Many here believe these decisions should have been taken long ago and that TEPCO should have been ordered to accept advice and guidance from nuclear experts and organizations immediately after the disaster struck.
"Young people have long felt that TEPCO should have been taken away from the decision-making at Fukushima a long time ago," Hirofumi Nakano, a Tokyo-based radio show host and journalist, told Deutsche Welle.
"The older generation might feel differently as they still have a degree of belief in big companies that were behind the emergence of 'Japan Inc.', but I don't think anyone really trusts TEPCO any more," he added.
"They have not told us everything about the problems at the plant, so how can we trust them?" he asked. "But then again, this type of situation has never happened in the past and if you force TEPCO to step back, who are you going to put in their place?"
No public support
An editorial in Monday's edition of the Yomiuri newspaper underlined the sense that the company had lost the public's support.
"The utility's capability to cope with the crisis, however, is nearing its limits in terms of both financial and personnel resources," it said. "Under the circumstances, a wider range of assistance and cooperation from the government will certainly become more and more important to address the problem."
Tomoko Murakami, a nuclear energy expert with the Institute of Energy Economics Japan, defended TEPCO's actions and said it had done the best it could in the circumstances.
"The problem is that no-one knows the best thing to do in this situation as it has never happened before," she said. "But I agree; the Japanese people no longer have faith in TEPCO."

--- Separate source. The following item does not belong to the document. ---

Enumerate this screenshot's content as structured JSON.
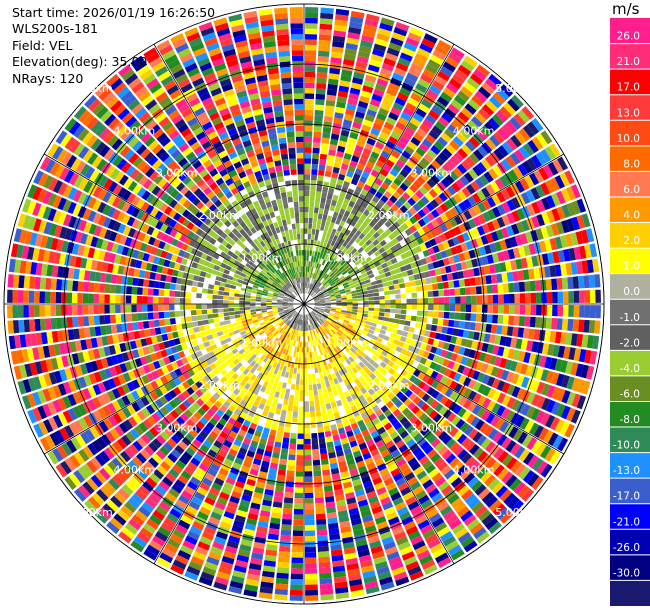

The company suggested that senior management at the utility may very well have reached the same conclusion and that it could be time to share the burden of decommissioning the reactors, a task that is conservatively estimated to take three decades.
"The idea is circulating that maybe the right thing to do is to separate the decommissioning effort, which would leave a company that was set up to operate nuclear reactors to get on with that side of its operations," a TEPCO official who wished not to be named told Deutsche Welle.
"TEPCO never designed this plant and was never meant to decommission it when it reached the end of its useful life, so it should focus on what it does, which is making electricity.
"I think the company just doesn't have the expertise that is required and they urgently need more outside experts," the official added. "One way to do this would be to hive the decommissioning into a separate government-funded entity and allow TEPCO to put all its attention onto safely operating power plants as we go forward."